Note that this works because we know there are only two conditions, Estimated == yes and Estimated == no. In the first if statement we asked for estimated data, and the else condition gives us everything else (which we know is reported). We can be explicit about setting these conditions in the else clause by instead using an else if statement. Below is how you would construct this in your for loop, similar to above:

  if (any(gap_to_plot$estimated == "yes")) { # any() will return a single TRUE or FALSE
    
    print(str_c(cntry, "data are estimated"))
    
    my_plot <- my_plot +
      labs(subtitle = "Estimated data")
  } else if (any(gap_to_plot$estimated == "no")){
    
    print(str_c(cntry, "data are reported"))
    
    my_plot <- my_plot +
      labs(subtitle = "Reported data")
    
  }

This construction is necessary if you have more than two conditions to test for.



We can also add the conditional addition of the plot subtitle with R’s ifelse() function. It works like this

ifelse(condition is true, perform action, perform alternative action)

where the first argument is the condition or set of conditions to be evaluated, the second argument is the action that is performed if the condition is true, and the third argument is the action to be performed if the condition is not true. We can add this directly within the initial labs() layer of our plot for a more concise expression that achieves the same goal:

dir.create("figures") 
dir.create("figures/Europe") 

## create a list of countries. Calculations go here, not in the for loop
gap_europe <- gapminder_est %>%  # Here we use the gapminder_est that includes information on whether data were estimated
  filter(continent == "Europe") %>%
  mutate(gdp_tot = gdp_per_cap * pop)

country_list <- unique(gap_europe$country) # ?unique() returns the unique values

for (cntry in country_list) { # (cntry = country_list[1])
  
  ## filter the country to plot
  gap_to_plot <- gap_europe %>%
    filter(country == cntry)
  
  ## add a print message to see what's plotting
  print(str_c("Plotting ", cntry))
  
  ## plot
  my_plot <- ggplot(data = gap_to_plot, aes(x = year, y = gdp_tot)) + 
    geom_point() +
    ## add title and save
    labs(title = str_c(cntry, "GDP", sep = " "), subtitle = ifelse(any(gap_to_plot$estimated == "yes"), "Estimated data", "Reported data"))

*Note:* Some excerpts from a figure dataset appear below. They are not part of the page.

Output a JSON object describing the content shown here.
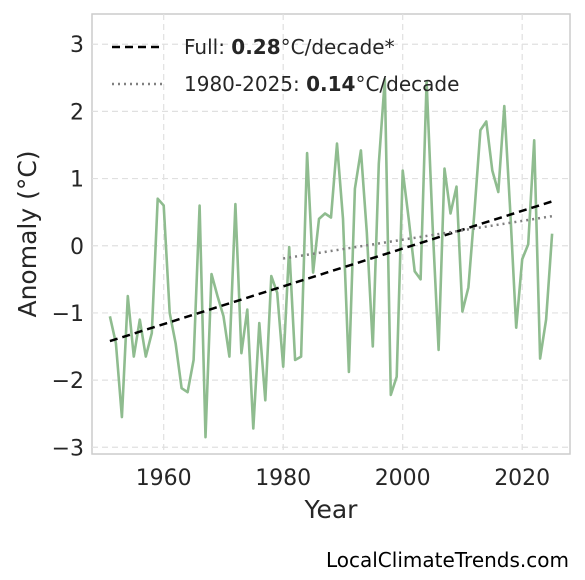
{
  "chart_data": {
    "type": "line",
    "xlabel": "Year",
    "ylabel": "Anomaly (°C)",
    "xlim": [
      1948,
      2028
    ],
    "ylim": [
      -3.1,
      3.45
    ],
    "xticks": [
      1960,
      1980,
      2000,
      2020
    ],
    "yticks": [
      -3,
      -2,
      -1,
      0,
      1,
      2,
      3
    ],
    "tick_labels_y": [
      "−3",
      "−2",
      "−1",
      "0",
      "1",
      "2",
      "3"
    ],
    "grid": true,
    "legend_placement": "top-left",
    "series": [
      {
        "type": "line",
        "color": "#8fbc8f",
        "x": [
          1951,
          1952,
          1953,
          1954,
          1955,
          1956,
          1957,
          1958,
          1959,
          1960,
          1961,
          1962,
          1963,
          1964,
          1965,
          1966,
          1967,
          1968,
          1969,
          1970,
          1971,
          1972,
          1973,
          1974,
          1975,
          1976,
          1977,
          1978,
          1979,
          1980,
          1981,
          1982,
          1983,
          1984,
          1985,
          1986,
          1987,
          1988,
          1989,
          1990,
          1991,
          1992,
          1993,
          1994,
          1995,
          1996,
          1997,
          1998,
          1999,
          2000,
          2001,
          2002,
          2003,
          2004,
          2005,
          2006,
          2007,
          2008,
          2009,
          2010,
          2011,
          2012,
          2013,
          2014,
          2015,
          2016,
          2017,
          2018,
          2019,
          2020,
          2021,
          2022,
          2023,
          2024,
          2025
        ],
        "y": [
          -1.05,
          -1.45,
          -2.55,
          -0.75,
          -1.65,
          -1.1,
          -1.65,
          -1.3,
          0.7,
          0.6,
          -1.0,
          -1.45,
          -2.12,
          -2.18,
          -1.7,
          0.6,
          -2.85,
          -0.42,
          -0.75,
          -1.05,
          -1.65,
          0.62,
          -1.6,
          -0.95,
          -2.72,
          -1.15,
          -2.3,
          -0.45,
          -0.7,
          -1.8,
          -0.02,
          -1.7,
          -1.65,
          1.38,
          -0.4,
          0.4,
          0.48,
          0.42,
          1.52,
          0.4,
          -1.88,
          0.85,
          1.42,
          0.2,
          -1.5,
          1.22,
          2.48,
          -2.22,
          -1.95,
          1.12,
          0.4,
          -0.38,
          -0.5,
          2.45,
          0.3,
          -1.55,
          1.15,
          0.48,
          0.88,
          -0.98,
          -0.62,
          0.5,
          1.72,
          1.85,
          1.12,
          0.8,
          2.08,
          0.5,
          -1.22,
          -0.2,
          0.02,
          1.57,
          -1.68,
          -1.1,
          0.18
        ]
      },
      {
        "type": "line",
        "style": "dashed",
        "color": "#000000",
        "x": [
          1951,
          2025
        ],
        "y": [
          -1.42,
          0.66
        ]
      },
      {
        "type": "line",
        "style": "dotted",
        "color": "#808080",
        "x": [
          1980,
          2025
        ],
        "y": [
          -0.19,
          0.44
        ]
      }
    ],
    "legend": [
      {
        "prefix": "Full: ",
        "value": "0.28",
        "suffix": "°C/decade*",
        "style": "dashed",
        "color": "#000000"
      },
      {
        "prefix": "1980-2025: ",
        "value": "0.14",
        "suffix": "°C/decade",
        "style": "dotted",
        "color": "#808080"
      }
    ]
  },
  "credit": "LocalClimateTrends.com"
}
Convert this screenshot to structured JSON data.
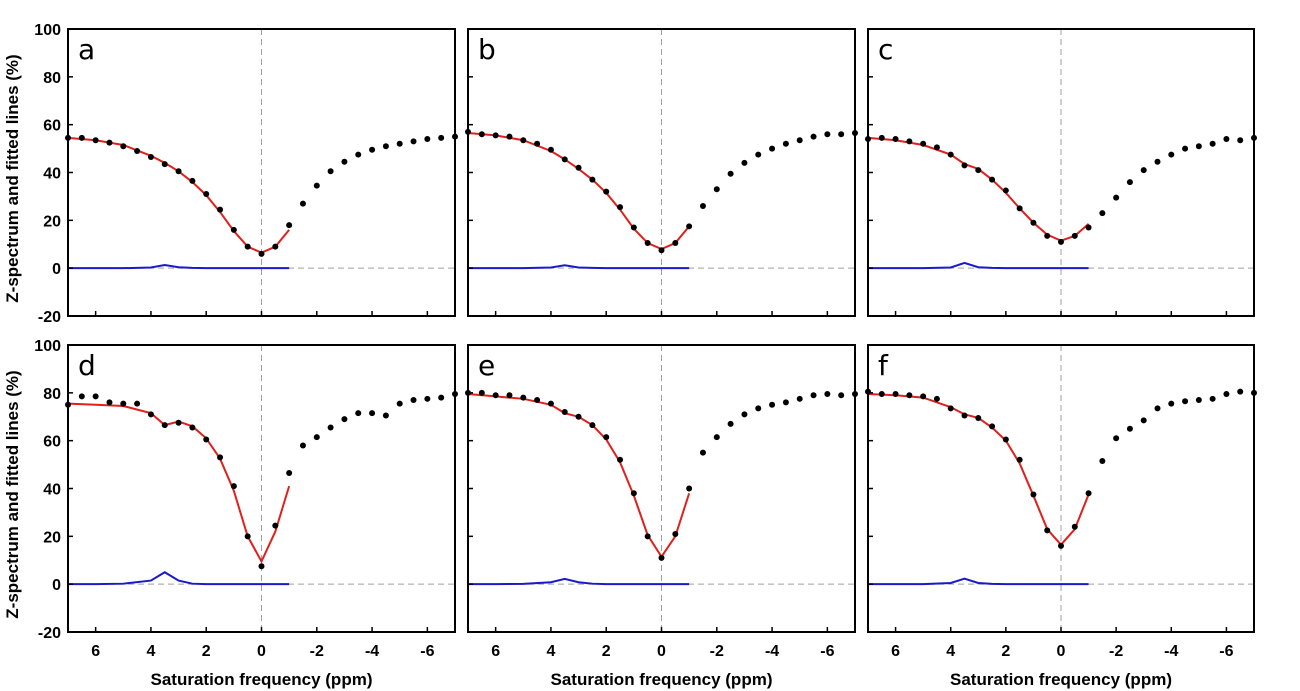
{
  "chart_data": {
    "type": "scatter",
    "xlabel": "Saturation frequency (ppm)",
    "ylabel": "Z-spectrum and fitted lines (%)",
    "xlim": [
      7,
      -7
    ],
    "ylim": [
      -20,
      100
    ],
    "x_reversed": true,
    "xticks": [
      6,
      4,
      2,
      0,
      -2,
      -4,
      -6
    ],
    "yticks": [
      -20,
      0,
      20,
      40,
      60,
      80,
      100
    ],
    "grid": false,
    "reference_lines": {
      "x": 0,
      "y": 0,
      "style": "dashed gray"
    },
    "colors": {
      "measured": "#000000",
      "fit": "#e0201b",
      "residual": "#1a1acc",
      "reference": "#a0a0a0"
    },
    "series_styles": {
      "measured": "black dots",
      "fit": "red line",
      "residual": "blue line"
    },
    "panels": [
      {
        "label": "a",
        "points": {
          "x": [
            7,
            6.5,
            6,
            5.5,
            5,
            4.5,
            4,
            3.5,
            3,
            2.5,
            2,
            1.5,
            1,
            0.5,
            0,
            -0.5,
            -1,
            -1.5,
            -2,
            -2.5,
            -3,
            -3.5,
            -4,
            -4.5,
            -5,
            -5.5,
            -6,
            -6.5,
            -7
          ],
          "y": [
            54.5,
            54.5,
            53.5,
            52.5,
            51,
            49,
            46.5,
            43.5,
            40.5,
            36.5,
            31,
            24.5,
            16,
            9,
            6,
            9,
            18,
            27,
            34.5,
            40.5,
            44.5,
            47.5,
            49.5,
            51,
            52,
            53,
            54,
            54.5,
            55
          ]
        },
        "fit": {
          "x": [
            7,
            6,
            5,
            4,
            3.5,
            3,
            2.5,
            2,
            1.5,
            1,
            0.5,
            0,
            -0.5,
            -1
          ],
          "y": [
            54.5,
            53.5,
            51.5,
            47,
            44,
            40.5,
            36,
            30.5,
            23.5,
            15.5,
            9,
            6.5,
            9,
            16
          ]
        },
        "residual": {
          "x": [
            7,
            6,
            5,
            4,
            3.5,
            3,
            2.5,
            2,
            1,
            0,
            -1
          ],
          "y": [
            0,
            0,
            0,
            0.3,
            1.3,
            0.4,
            0.1,
            0,
            0,
            0,
            0
          ]
        }
      },
      {
        "label": "b",
        "points": {
          "x": [
            7,
            6.5,
            6,
            5.5,
            5,
            4.5,
            4,
            3.5,
            3,
            2.5,
            2,
            1.5,
            1,
            0.5,
            0,
            -0.5,
            -1,
            -1.5,
            -2,
            -2.5,
            -3,
            -3.5,
            -4,
            -4.5,
            -5,
            -5.5,
            -6,
            -6.5,
            -7
          ],
          "y": [
            57,
            56,
            55.5,
            55,
            53.5,
            52,
            49.5,
            45.5,
            42,
            37,
            32,
            25.5,
            17,
            10.5,
            7.5,
            10.5,
            17.5,
            26,
            33,
            39.5,
            44,
            47.5,
            50,
            52,
            53.5,
            55,
            56,
            56,
            56.5
          ]
        },
        "fit": {
          "x": [
            7,
            6,
            5,
            4,
            3.5,
            3,
            2.5,
            2,
            1.5,
            1,
            0.5,
            0,
            -0.5,
            -1
          ],
          "y": [
            56.5,
            55.5,
            53.5,
            49,
            45.5,
            41.5,
            37,
            31.5,
            24.5,
            16.5,
            10.5,
            8,
            10.5,
            17.5
          ]
        },
        "residual": {
          "x": [
            7,
            6,
            5,
            4,
            3.5,
            3,
            2.5,
            2,
            1,
            0,
            -1
          ],
          "y": [
            0,
            0,
            0,
            0.3,
            1.2,
            0.3,
            0.1,
            0,
            0,
            0,
            0
          ]
        }
      },
      {
        "label": "c",
        "points": {
          "x": [
            7,
            6.5,
            6,
            5.5,
            5,
            4.5,
            4,
            3.5,
            3,
            2.5,
            2,
            1.5,
            1,
            0.5,
            0,
            -0.5,
            -1,
            -1.5,
            -2,
            -2.5,
            -3,
            -3.5,
            -4,
            -4.5,
            -5,
            -5.5,
            -6,
            -6.5,
            -7
          ],
          "y": [
            54,
            54.5,
            54,
            53,
            52,
            50.5,
            47.5,
            43,
            41,
            37,
            32.5,
            25,
            19,
            13.5,
            11,
            13.5,
            17,
            23,
            29.5,
            36,
            41,
            44.5,
            47.5,
            50,
            51,
            52,
            54,
            53.5,
            54.5
          ]
        },
        "fit": {
          "x": [
            7,
            6,
            5,
            4,
            3.5,
            3,
            2.5,
            2,
            1.5,
            1,
            0.5,
            0,
            -0.5,
            -1
          ],
          "y": [
            54.5,
            53.5,
            51.5,
            47.5,
            43.5,
            41.5,
            37,
            31.5,
            25,
            19,
            14,
            11.5,
            13.5,
            18.5
          ]
        },
        "residual": {
          "x": [
            7,
            6,
            5,
            4,
            3.5,
            3,
            2.5,
            2,
            1,
            0,
            -1
          ],
          "y": [
            0,
            0,
            0,
            0.3,
            2.2,
            0.4,
            0.1,
            0,
            0,
            0,
            0
          ]
        }
      },
      {
        "label": "d",
        "points": {
          "x": [
            7,
            6.5,
            6,
            5.5,
            5,
            4.5,
            4,
            3.5,
            3,
            2.5,
            2,
            1.5,
            1,
            0.5,
            0,
            -0.5,
            -1,
            -1.5,
            -2,
            -2.5,
            -3,
            -3.5,
            -4,
            -4.5,
            -5,
            -5.5,
            -6,
            -6.5,
            -7
          ],
          "y": [
            75,
            78.5,
            78.5,
            76,
            75.5,
            75.5,
            71,
            66.5,
            67.5,
            65.5,
            60.5,
            53,
            41,
            20,
            7.5,
            24.5,
            46.5,
            58,
            61.5,
            65.5,
            69,
            71.5,
            71.5,
            70.5,
            75.5,
            77,
            77.5,
            78,
            79.5
          ]
        },
        "fit": {
          "x": [
            7,
            6,
            5,
            4,
            3.5,
            3,
            2.5,
            2,
            1.5,
            1,
            0.5,
            0,
            -0.5,
            -1
          ],
          "y": [
            75.5,
            75,
            74.5,
            71.5,
            66.5,
            68,
            66,
            61,
            52.5,
            39,
            20,
            9.5,
            22,
            41
          ]
        },
        "residual": {
          "x": [
            7,
            6,
            5,
            4,
            3.5,
            3,
            2.5,
            2,
            1,
            0,
            -1
          ],
          "y": [
            0,
            0,
            0.2,
            1.5,
            5,
            1.5,
            0.2,
            0,
            0,
            0,
            0
          ]
        }
      },
      {
        "label": "e",
        "points": {
          "x": [
            7,
            6.5,
            6,
            5.5,
            5,
            4.5,
            4,
            3.5,
            3,
            2.5,
            2,
            1.5,
            1,
            0.5,
            0,
            -0.5,
            -1,
            -1.5,
            -2,
            -2.5,
            -3,
            -3.5,
            -4,
            -4.5,
            -5,
            -5.5,
            -6,
            -6.5,
            -7
          ],
          "y": [
            80,
            80,
            79,
            79,
            78,
            77,
            75.5,
            72,
            70,
            66.5,
            61.5,
            52,
            38,
            20,
            11,
            21,
            40,
            55,
            61.5,
            67,
            71,
            73.5,
            75,
            76,
            77.5,
            79,
            79.5,
            79,
            79.5
          ]
        },
        "fit": {
          "x": [
            7,
            6,
            5,
            4,
            3.5,
            3,
            2.5,
            2,
            1.5,
            1,
            0.5,
            0,
            -0.5,
            -1
          ],
          "y": [
            79.5,
            78.5,
            77.5,
            75,
            71.5,
            70,
            66.5,
            60.5,
            51,
            37,
            20.5,
            11.5,
            20,
            38
          ]
        },
        "residual": {
          "x": [
            7,
            6,
            5,
            4,
            3.5,
            3,
            2.5,
            2,
            1,
            0,
            -1
          ],
          "y": [
            0,
            0,
            0.1,
            0.8,
            2.2,
            0.8,
            0.2,
            0,
            0,
            0,
            0
          ]
        }
      },
      {
        "label": "f",
        "points": {
          "x": [
            7,
            6.5,
            6,
            5.5,
            5,
            4.5,
            4,
            3.5,
            3,
            2.5,
            2,
            1.5,
            1,
            0.5,
            0,
            -0.5,
            -1,
            -1.5,
            -2,
            -2.5,
            -3,
            -3.5,
            -4,
            -4.5,
            -5,
            -5.5,
            -6,
            -6.5,
            -7
          ],
          "y": [
            80.5,
            79.5,
            79.5,
            79,
            78.5,
            77.5,
            73.5,
            70.5,
            69.5,
            66,
            60.5,
            52,
            37.5,
            22.5,
            16,
            24,
            38,
            51.5,
            61,
            65,
            68.5,
            73.5,
            75.5,
            76.5,
            77,
            77.5,
            79.5,
            80.5,
            80
          ]
        },
        "fit": {
          "x": [
            7,
            6,
            5,
            4,
            3.5,
            3,
            2.5,
            2,
            1.5,
            1,
            0.5,
            0,
            -0.5,
            -1
          ],
          "y": [
            79.5,
            79,
            78,
            74,
            71,
            69.5,
            65.5,
            60,
            50.5,
            37,
            23,
            16.5,
            23,
            37.5
          ]
        },
        "residual": {
          "x": [
            7,
            6,
            5,
            4,
            3.5,
            3,
            2.5,
            2,
            1,
            0,
            -1
          ],
          "y": [
            0,
            0,
            0,
            0.5,
            2.3,
            0.5,
            0.1,
            0,
            0,
            0,
            0
          ]
        }
      }
    ]
  }
}
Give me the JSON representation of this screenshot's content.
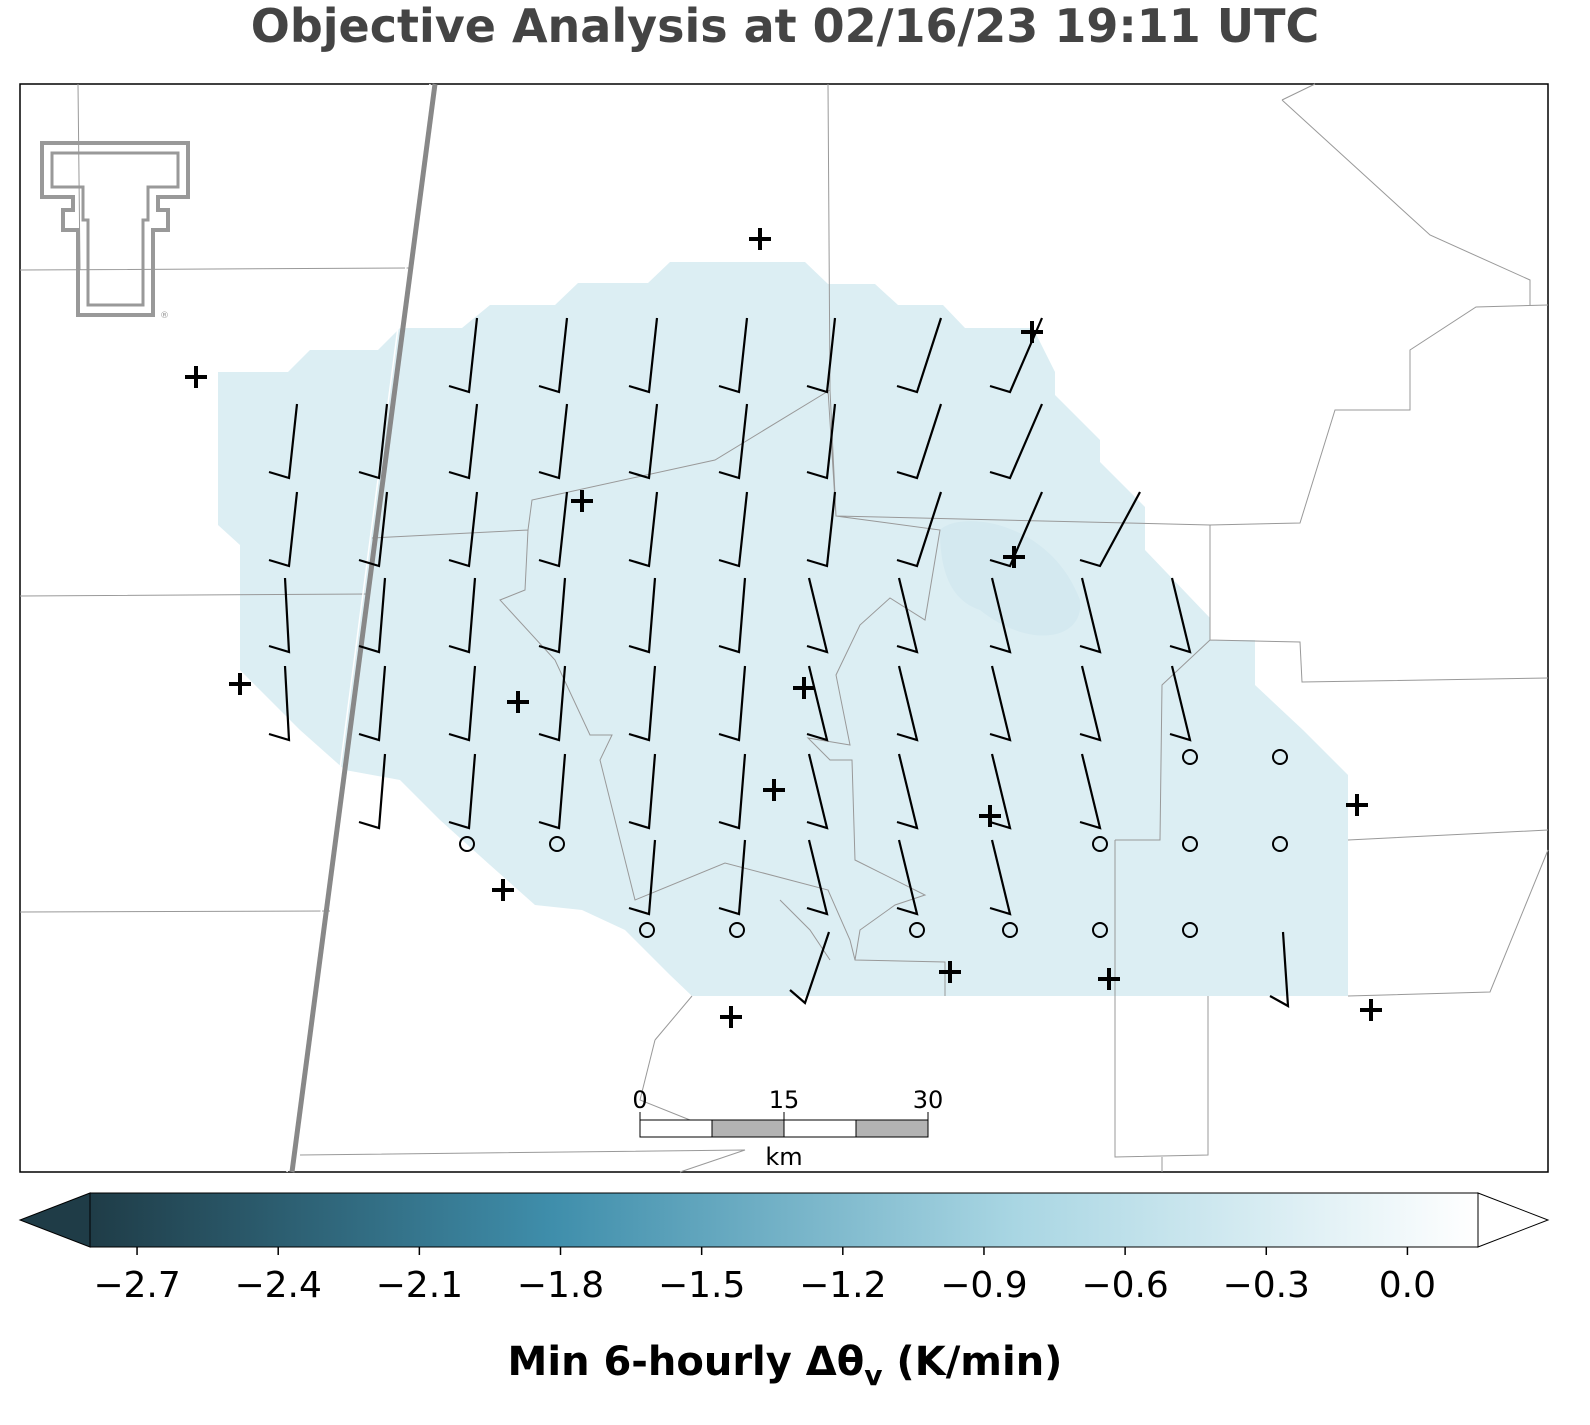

  ggsave(filename = str_c("figures/Europe/", cntry, "_gdp_tot.png", sep = ""), 
         plot = my_plot)
  
} 



Exercises (if time allows)

Exercises from R for Data Science

Work with the specified datasets that are built into R or in the listed packages. You can access them just by typing the name (for flights you will have to first load the nycflights13 package).

Write for loops to:

  • Compute the mean of every column in mtcars
  • Determine the type of each column in nycflights13::flights
  • Compute the number of unique values in each column of iris


Concluding remarks

for loops are typically slow compared to vector based methods and frequently not the best available solution for implementing iterations. We therefore recommend that you learn about other approaches, especially the map functions and functional programming. However, for loops are easy to implement and easy to understand so in many cases they can be a good solution for simple iterations.